Proteins need to fold into 3-dimentional structures to achieve their physiological functions. However, aberrant protein misfolding and aggregation lead to various protein conformational diseases, such as Alzheimer’s disease, Parkinson’s disease, amyotrophic lateral sclerosis, and cardiac amyloidosis etc.
Direct visualization and quantitative analysis of aggregated proteins in living organisms are of great scientific significance for analyzing the occurrence and development mechanisms of related diseases. In particular, we are interested in revealing the localization, morphology, physicochemical properties, as well as compositions of aggregated proteins in stressed and diseased cells.

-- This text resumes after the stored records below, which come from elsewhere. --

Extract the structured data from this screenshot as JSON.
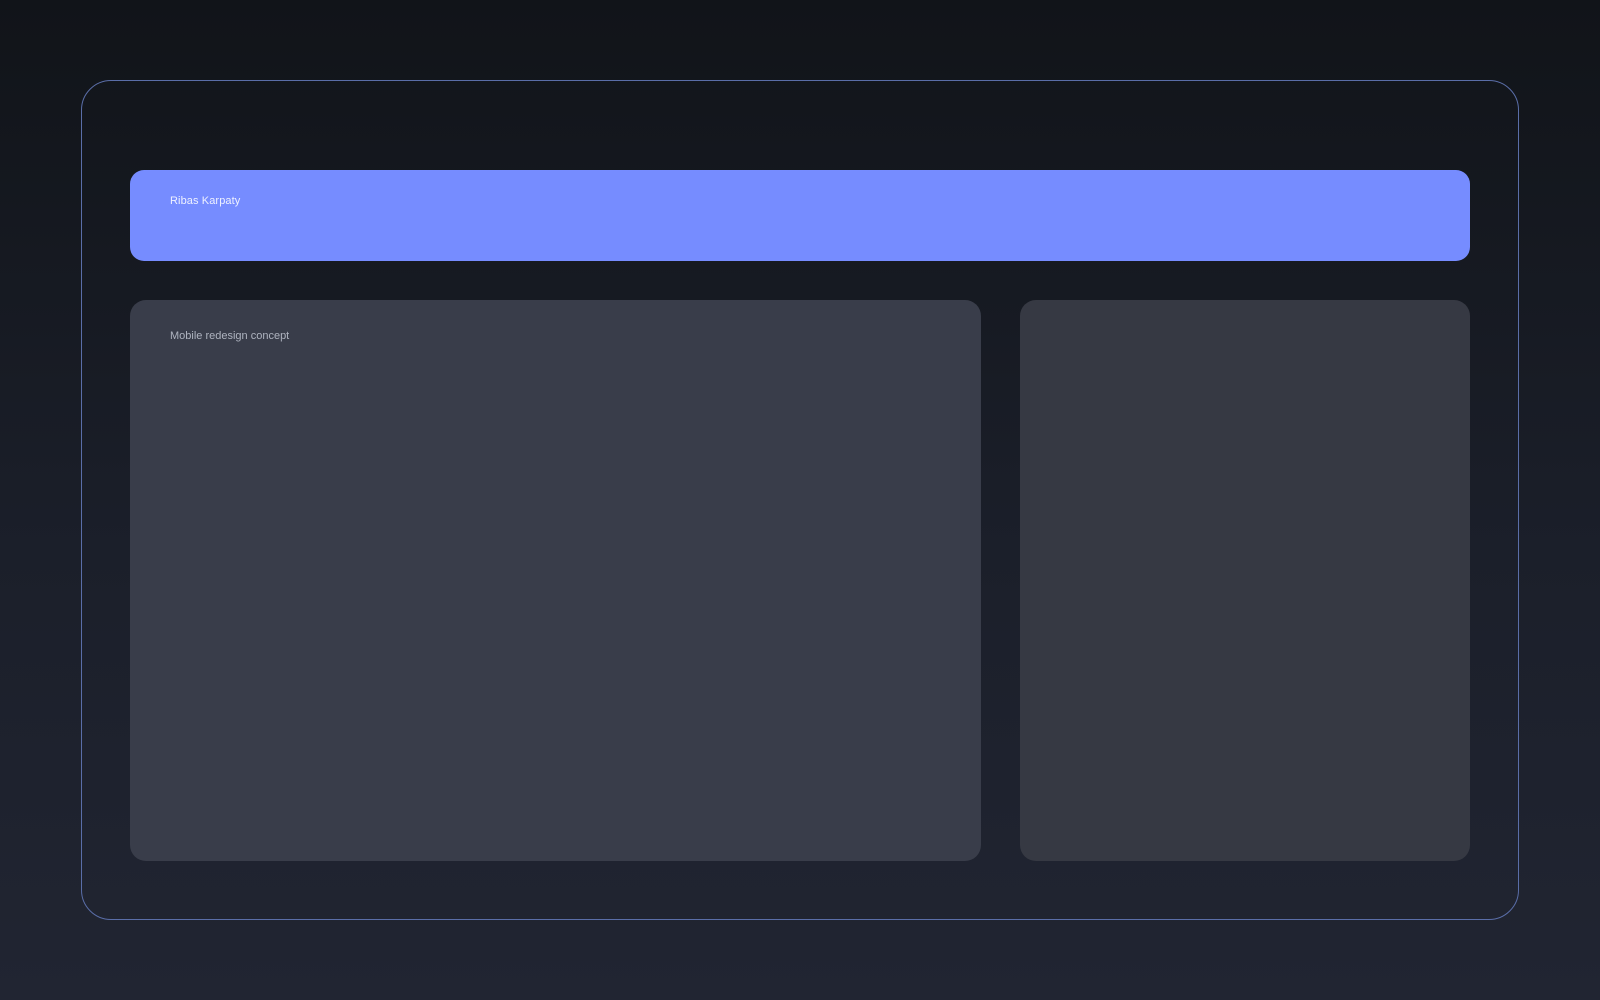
{
  "theme": {
    "accent": "#768cff",
    "main_panel_bg": "#393d4a",
    "side_panel_bg": "#363943",
    "frame_border": "#5a6ea8"
  },
  "header": {
    "title": "Ribas Karpaty"
  },
  "main_panel": {
    "title": "Mobile redesign concept"
  }
}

Towards these goals, our group focuses on developing novel chemical targeting strategies for aggregated proteome without defined 3-D structural guidance. Taking advantage of the entropy-driven hydrophobic effect of protein aggregation, we selectively target and distinguish protein misfolding and aggregation states by controlling targeting probes’ amphiphilicity, H-bonding acceptor/donor, aromaticity etc. For imaging tools, we regulated probes’ fluorescence environment-sensitivity to monitor the aggregation process. For proteomics analysis, we develop chemical proteomics probe to capture aggregated proteome in situ with spatiotemporal resolution.
Currently our lab works on these major projects:
1. Fluorescent probes to observe the protein aggregation process;
2. Chemical and biological sensors to quantify physicochemical properties of aggregated proteins;
3. Proteomics probes to analyze the components of the aggregated proteome;
4. Early diagnosis of transthyretin (ATTR) amyloid cardiomyopathy.